Ponerse al volante es sentir cómo el mundo se comprime a tu alrededor. Los 500 Nm de par te pegan al asiento desde apenas 1750 revoluciones, una oleada de empuje constante y adictiva que parece no tener fin. La aceleración es contundente, pero refinada. La tracción xDrive transmite una confianza absoluta, permitiéndote trazar curvas con una precisión milimétrica y una estabilidad que desafía las leyes de la física, sin importar si el asfalto está seco o mojado. Es una sensación de control total, de simbiosis con la máquina, donde cada giro del volante y cada presión del acelerador se traducen en una respuesta inmediata y gratificante.

Diseño y estética

Su diseño, obra de la era Bangle, ha madurado con una gracia excepcional. Las líneas tensas y las superficies cóncavas y convexas le otorgan una musculatura sutil pero imponente. No grita, insinúa su potencial. Las proporciones son clásicas de BMW: un capó largo que alberga el poderoso seis cilindros, una cabina retrasada y voladizos cortos que le dan un perfil dinámico y atlético. Por dentro, el habitáculo te abraza, con un puesto de conducción orientado al piloto y materiales que, casi dos décadas después, siguen transmitiendo una sólida sensación de calidad y durabilidad.

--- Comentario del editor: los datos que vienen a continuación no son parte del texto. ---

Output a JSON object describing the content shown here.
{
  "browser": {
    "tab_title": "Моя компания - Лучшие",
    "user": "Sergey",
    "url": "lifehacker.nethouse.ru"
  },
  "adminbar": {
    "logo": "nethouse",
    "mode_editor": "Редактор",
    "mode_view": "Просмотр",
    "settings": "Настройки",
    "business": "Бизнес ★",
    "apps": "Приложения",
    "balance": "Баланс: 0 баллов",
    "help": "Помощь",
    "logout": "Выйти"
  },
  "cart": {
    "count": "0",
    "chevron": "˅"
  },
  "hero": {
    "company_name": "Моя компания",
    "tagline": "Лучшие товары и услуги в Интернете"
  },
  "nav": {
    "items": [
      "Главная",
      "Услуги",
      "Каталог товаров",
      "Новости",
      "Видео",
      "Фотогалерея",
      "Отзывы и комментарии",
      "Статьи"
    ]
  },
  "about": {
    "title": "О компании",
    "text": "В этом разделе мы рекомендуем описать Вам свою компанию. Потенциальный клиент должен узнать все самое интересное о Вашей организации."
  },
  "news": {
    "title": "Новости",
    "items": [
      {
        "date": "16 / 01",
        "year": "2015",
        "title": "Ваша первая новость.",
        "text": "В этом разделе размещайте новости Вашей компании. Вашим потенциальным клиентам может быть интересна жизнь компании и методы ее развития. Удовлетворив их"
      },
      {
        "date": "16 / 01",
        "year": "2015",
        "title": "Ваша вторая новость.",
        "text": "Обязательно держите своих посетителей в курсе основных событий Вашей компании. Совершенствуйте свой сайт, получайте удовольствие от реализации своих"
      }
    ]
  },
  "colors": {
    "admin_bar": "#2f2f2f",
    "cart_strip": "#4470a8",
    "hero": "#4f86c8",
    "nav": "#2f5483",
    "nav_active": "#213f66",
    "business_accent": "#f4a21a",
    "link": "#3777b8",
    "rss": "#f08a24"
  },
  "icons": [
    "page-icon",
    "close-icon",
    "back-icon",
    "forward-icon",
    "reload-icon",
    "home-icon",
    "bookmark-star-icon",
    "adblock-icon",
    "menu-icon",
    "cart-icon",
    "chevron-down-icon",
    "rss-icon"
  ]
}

Tecnología y características

Para su tiempo, este coche era un compendio de la mejor ingeniería alemana. El corazón es su motor diésel de 3.0 litros con inyección por conducto común, una joya de la eficiencia y el rendimiento. Pero la verdadera magia reside en cómo se combina con la caja de cambios automática de 6 velocidades y, sobre todo, con el sistema de tracción total xDrive. Este sistema inteligente no solo mejora la seguridad, sino que potencia el dinamismo, repartiendo el par de forma proactiva para garantizar una agilidad sorprendente. Era la tecnología puesta al servicio de la emoción al volante.

Competencia

En el olimpo de las berlinas diésel con tracción total, la batalla era feroz. Sus enemigos naturales eran el Audi A4 3.0 TDI quattro, con su reputada tracción y acabados impecables, y el Mercedes-Benz C 320 CDI 4MATIC, que jugaba la carta del confort y el lujo. Frente a ellos, el BMW 330xd siempre se erigió como la opción más pasional, el coche para quien no solo quería llegar a su destino, sino disfrutar intensamente de cada kilómetro del viaje. Era la elección del conductor puro.

Conclusión

El BMW 330xd es mucho más que un coche; es una experiencia. Representa una época en la que se podían tener prestaciones de infarto, seguridad para toda la familia y consumos razonables en un solo paquete. Es un lobo con piel de cordero, un atleta de fondo capaz de devorar autopistas con un aplomo soberbio y de regalarte sonrisas en tu puerto de montaña favorito. Un coche que, a día de hoy, sigue siendo un objeto de deseo para los verdaderos amantes de la conducción, un clásico moderno que te recuerda por qué BMW se autodenomina 'la máquina de conducción definitiva'.